In a new book (Lilia) asserts that “classroom conversations that once might have begun, ‘I think A, and here is my argument’, now take the form, ‘Speaking as an X, I am offended that you claim B’.  This makes perfect sense if you believe that identity determines everything… White men have one ‘epistemology’, black women have another.  So what remains to be said?”  

And where are the bridges?

Across a range of American institutions, we need more diversity… because it’s indeed a portal to broader knowledge and greater enlightenment.

But I question the wisdom of turning categories into credentials when it comes to politics and public debate.  I reject the assumptions – otherwise known as prejudices – that certain life circumstances prohibit sensitivity and sound judgment while other conditions guarantee them.  That appraises the packaging more than it does the content.  It ignores the complexity of people.  It’s reductive.

At the beginning of this column I shared the sorts of personal details that register most strongly with those American who tuck each of us into some hierarchy of blessedness and affliction.

Those construct my character, and shape my voice, to be embraced or dismissed on its own merits.  My gayness no more redeems me than my whiteness disqualifies me.  And neither, I hope, defines me.

After reading this commentary, I wrote a e-mail response to Frank Bruni, but I was foiled in my attempts to figure out how to successfully get it to him.  As a result, so it will not go entirely to waste, I am appending that e-mail (with minor improvements) to this post.

Mr.
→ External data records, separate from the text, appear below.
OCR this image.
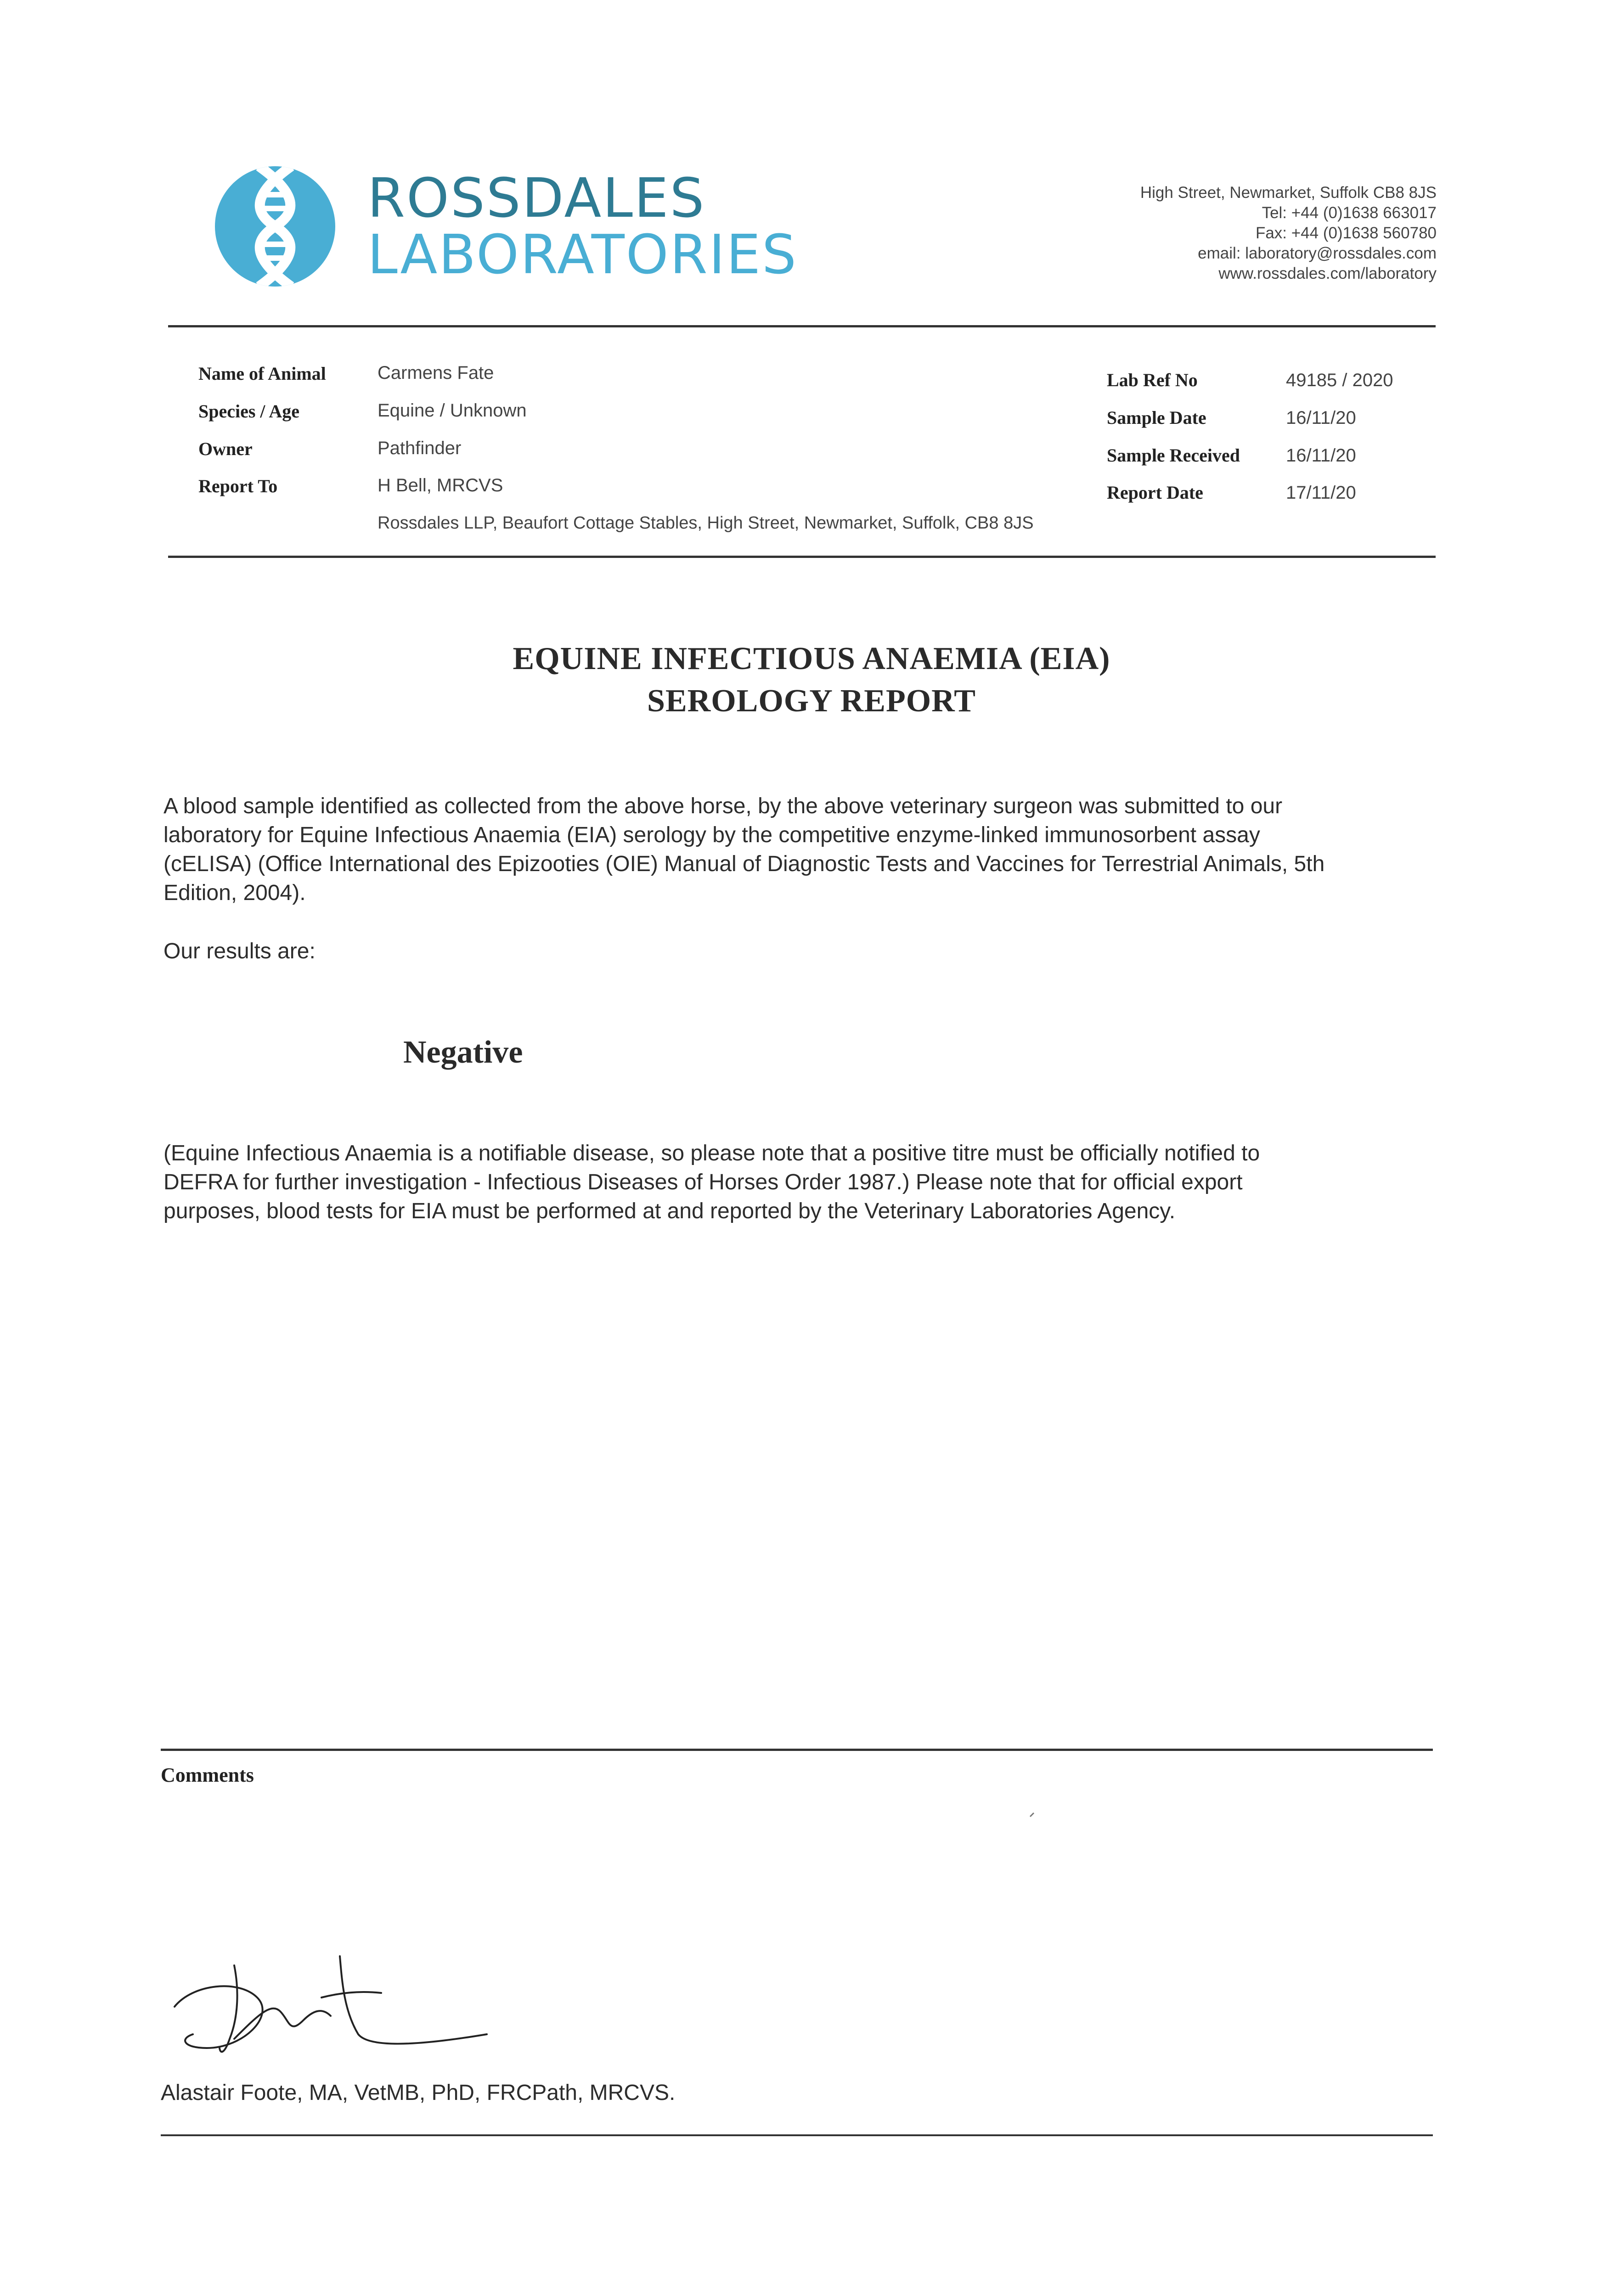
ROSSDALES
LABORATORIES
High Street, Newmarket, Suffolk CB8 8JS
Tel: +44 (0)1638 663017
Fax: +44 (0)1638 560780
email: laboratory@rossdales.com
www.rossdales.com/laboratory
Name of Animal	Carmens Fate
Species / Age	Equine / Unknown
Owner	Pathfinder
Report To	H Bell, MRCVS
Rossdales LLP, Beaufort Cottage Stables, High Street, Newmarket, Suffolk, CB8 8JS
Lab Ref No	49185 / 2020
Sample Date	16/11/20
Sample Received	16/11/20
Report Date	17/11/20
EQUINE INFECTIOUS ANAEMIA (EIA)
SEROLOGY REPORT
A blood sample identified as collected from the above horse, by the above veterinary surgeon was submitted to our
laboratory for Equine Infectious Anaemia (EIA) serology by the competitive enzyme-linked immunosorbent assay
(cELISA) (Office International des Epizooties (OIE) Manual of Diagnostic Tests and Vaccines for Terrestrial Animals, 5th
Edition, 2004).
Our results are:
Negative
(Equine Infectious Anaemia is a notifiable disease, so please note that a positive titre must be officially notified to
DEFRA for further investigation - Infectious Diseases of Horses Order 1987.) Please note that for official export
purposes, blood tests for EIA must be performed at and reported by the Veterinary Laboratories Agency.
Comments
Alastair Foote, MA, VetMB, PhD, FRCPath, MRCVS.
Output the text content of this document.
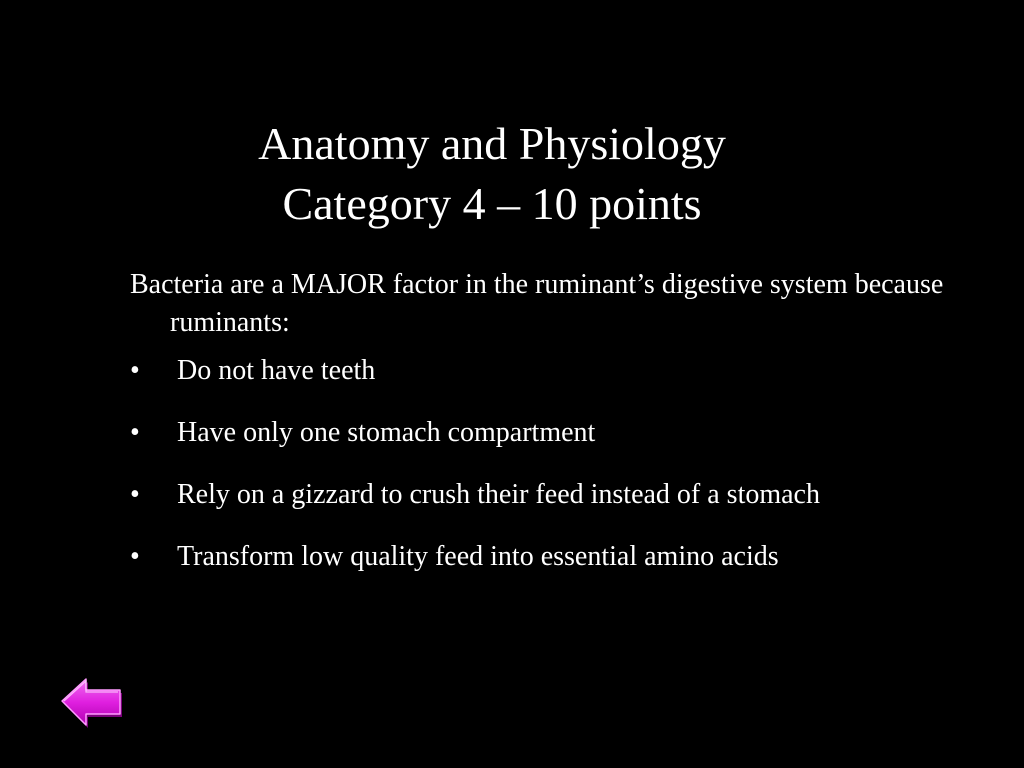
Anatomy and Physiology
Category 4 – 10 points

Bacteria are a MAJOR factor in the ruminant’s digestive system because ruminants:

•	Do not have teeth
•	Have only one stomach compartment
•	Rely on a gizzard to crush their feed instead of a stomach
•	Transform low quality feed into essential amino acids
Bruni,

The problem with eradicating the boundarying identity categories that establish “Us” and “Them” is that getting rid of the diminishing category of “Them” requires the elimination of the exalting category of “Us”, by which I am not talking about privilege and opportunity but about the bolstering comfort of “belonging.”  (“The West Wing” had an illuminating line about that.  They said, “You get jackets.”)

Until we can convince people to corral their personal pride issues in favor of a greater and overarching universal purpose – framing the thorny issue of “self-interest” as an all-inclusive upgrading benefit – I do not see us making much headway in the area of open and helpful communication.

Thank you, however, for initiating efforts in that direction.

Earl Pomerantz

Santa Monica, California. 

1 comment:

Wendy M. Grossman said...

I have it on good authority that the link to your blog post and notice of your reply to the column has been delivered to Frank Bruni.